The draft guidance recommends that trading partners be alert for offers that seem “too good to be true” and closely examine the package, transport container, and all labeling for signs the product has been compromised. Among other recommendations, trading partners are advised to look for missing or mismatched product inserts, smudged print, or misspelled words. Trading partners are encouraged to consult regulatory authorities, law enforcement, or other resources for assistance in determining whether a product is suspect.

Notification of Illegitimate Product and Process for Terminating Notices

Notification requirements regarding illegitimate product also take effect January 1, 2015. Within 24 hours of determining that any product is illegitimate, trading partners will be required to notify FDA and any immediate trading partners that they have reason to believe received the product. Manufacturers specifically have an additional notification requirement; they must notify FDA and immediate trading partners within 24 hours of determining or becoming aware that there is a high risk that the product is illegitimate. The draft guidance instructs trading partners to access a Form FDA 3911 on FDA’s website and provide the requested information.6The form should be submitted using either the method provided in the form itself or on the website.

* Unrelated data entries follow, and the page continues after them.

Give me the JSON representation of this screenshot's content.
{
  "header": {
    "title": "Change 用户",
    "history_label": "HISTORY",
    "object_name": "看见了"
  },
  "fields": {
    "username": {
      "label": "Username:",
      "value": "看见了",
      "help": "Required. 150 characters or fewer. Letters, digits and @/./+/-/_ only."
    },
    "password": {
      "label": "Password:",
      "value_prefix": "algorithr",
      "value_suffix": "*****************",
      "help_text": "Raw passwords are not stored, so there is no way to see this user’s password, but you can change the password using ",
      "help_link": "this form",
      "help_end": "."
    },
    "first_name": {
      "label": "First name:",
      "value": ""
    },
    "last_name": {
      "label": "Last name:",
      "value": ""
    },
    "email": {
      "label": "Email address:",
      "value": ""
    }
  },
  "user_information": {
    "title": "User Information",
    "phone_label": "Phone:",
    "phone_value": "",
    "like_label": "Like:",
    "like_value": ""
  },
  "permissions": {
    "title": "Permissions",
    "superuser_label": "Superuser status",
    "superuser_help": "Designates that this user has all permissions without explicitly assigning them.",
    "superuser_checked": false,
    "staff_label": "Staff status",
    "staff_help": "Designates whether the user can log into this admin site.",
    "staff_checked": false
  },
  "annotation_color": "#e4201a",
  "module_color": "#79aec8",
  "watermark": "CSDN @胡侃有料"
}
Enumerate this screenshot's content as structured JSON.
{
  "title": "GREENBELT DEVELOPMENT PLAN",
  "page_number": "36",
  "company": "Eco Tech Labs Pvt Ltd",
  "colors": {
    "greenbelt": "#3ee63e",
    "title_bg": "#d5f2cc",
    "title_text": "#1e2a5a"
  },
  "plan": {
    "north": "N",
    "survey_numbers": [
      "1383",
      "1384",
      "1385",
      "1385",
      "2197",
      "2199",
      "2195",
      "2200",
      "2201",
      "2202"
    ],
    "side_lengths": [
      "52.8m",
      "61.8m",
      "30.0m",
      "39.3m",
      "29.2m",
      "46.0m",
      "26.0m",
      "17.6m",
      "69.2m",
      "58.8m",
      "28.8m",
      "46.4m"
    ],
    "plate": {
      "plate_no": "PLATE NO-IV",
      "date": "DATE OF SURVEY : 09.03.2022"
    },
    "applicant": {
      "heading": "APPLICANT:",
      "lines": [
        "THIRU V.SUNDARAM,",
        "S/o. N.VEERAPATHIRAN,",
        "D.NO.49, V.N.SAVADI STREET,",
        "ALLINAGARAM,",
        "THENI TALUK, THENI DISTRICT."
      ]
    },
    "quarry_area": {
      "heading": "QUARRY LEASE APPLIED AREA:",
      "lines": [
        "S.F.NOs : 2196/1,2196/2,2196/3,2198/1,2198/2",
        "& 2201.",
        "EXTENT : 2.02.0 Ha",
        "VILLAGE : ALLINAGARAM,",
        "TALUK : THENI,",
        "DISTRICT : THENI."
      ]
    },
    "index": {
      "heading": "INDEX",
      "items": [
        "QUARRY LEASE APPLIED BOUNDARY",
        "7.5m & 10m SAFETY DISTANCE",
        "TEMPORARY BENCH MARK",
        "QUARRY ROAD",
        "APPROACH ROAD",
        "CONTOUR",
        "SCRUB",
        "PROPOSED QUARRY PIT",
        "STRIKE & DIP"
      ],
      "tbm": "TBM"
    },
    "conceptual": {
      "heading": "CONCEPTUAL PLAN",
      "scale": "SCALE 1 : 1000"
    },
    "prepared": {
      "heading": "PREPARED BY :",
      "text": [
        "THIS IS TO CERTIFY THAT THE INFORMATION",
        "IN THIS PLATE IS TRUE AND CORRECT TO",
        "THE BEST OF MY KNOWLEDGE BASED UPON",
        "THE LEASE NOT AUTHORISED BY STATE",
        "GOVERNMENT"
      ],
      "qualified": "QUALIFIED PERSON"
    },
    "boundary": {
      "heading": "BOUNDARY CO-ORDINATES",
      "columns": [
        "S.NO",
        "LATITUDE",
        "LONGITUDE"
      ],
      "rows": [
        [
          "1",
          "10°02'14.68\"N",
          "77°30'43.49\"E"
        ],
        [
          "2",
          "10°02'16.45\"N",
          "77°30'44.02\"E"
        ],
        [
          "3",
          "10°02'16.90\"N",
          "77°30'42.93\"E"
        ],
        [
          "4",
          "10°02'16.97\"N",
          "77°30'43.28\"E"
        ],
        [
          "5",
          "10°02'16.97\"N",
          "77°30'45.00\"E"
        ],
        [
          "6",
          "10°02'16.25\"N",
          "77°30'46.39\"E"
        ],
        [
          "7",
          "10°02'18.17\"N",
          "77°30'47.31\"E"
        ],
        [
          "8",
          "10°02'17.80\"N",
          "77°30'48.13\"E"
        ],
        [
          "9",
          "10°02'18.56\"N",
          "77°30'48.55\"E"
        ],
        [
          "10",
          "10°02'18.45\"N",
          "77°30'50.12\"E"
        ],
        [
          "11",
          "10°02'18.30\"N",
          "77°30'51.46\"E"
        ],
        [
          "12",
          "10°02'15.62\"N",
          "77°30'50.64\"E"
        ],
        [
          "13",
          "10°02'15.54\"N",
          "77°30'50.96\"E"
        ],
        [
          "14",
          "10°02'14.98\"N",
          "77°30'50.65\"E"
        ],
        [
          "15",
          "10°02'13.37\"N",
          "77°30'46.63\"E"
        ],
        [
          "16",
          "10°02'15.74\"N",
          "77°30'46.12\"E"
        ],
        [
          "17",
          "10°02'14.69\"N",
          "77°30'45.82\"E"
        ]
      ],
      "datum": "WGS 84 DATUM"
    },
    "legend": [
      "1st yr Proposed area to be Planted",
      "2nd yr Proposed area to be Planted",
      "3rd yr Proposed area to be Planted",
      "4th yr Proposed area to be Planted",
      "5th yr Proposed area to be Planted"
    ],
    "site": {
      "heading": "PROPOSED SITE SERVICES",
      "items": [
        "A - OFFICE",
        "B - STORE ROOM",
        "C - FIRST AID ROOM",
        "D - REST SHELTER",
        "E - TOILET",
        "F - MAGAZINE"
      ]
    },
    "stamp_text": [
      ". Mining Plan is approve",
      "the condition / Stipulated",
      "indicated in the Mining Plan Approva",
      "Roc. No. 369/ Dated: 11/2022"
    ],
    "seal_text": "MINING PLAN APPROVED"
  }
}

To request terminations of such notifications, trading partners are instructed to submit another Form FDA 3911, explaining what actions have taken place or what information has become available that make notification no longer necessary. The agency will consider the submission a request for a consultation with the agency. This is relevant because the draft guidance explains that the agency interprets the language in the statute requiring trading partners to “mak[e] a determination, in consultation with the Secretary, that a notification is no longer necessary” to require that trading partners allow the agency an opportunity to provide input before terminating such notification. Therefore, trading partners must wait for an agency response before notifying other trading partners that a notification is being terminated. The agency aims to provide a response within ten business days. Trading partners can explain any exigent circumstances requiring an expedited review (such as a drug shortage) in the termination request. Once a response is received from the agency that the notification has been terminated, trading partners may inform other trading partners via their website, email, or other existing methods of communication.

Notably, the statute granted FDA authority to issue binding guidance on the process for terminating notifications of illegitimate product. Therefore, once finalized, the portions of the guidance that describe the termination process will have legal effect.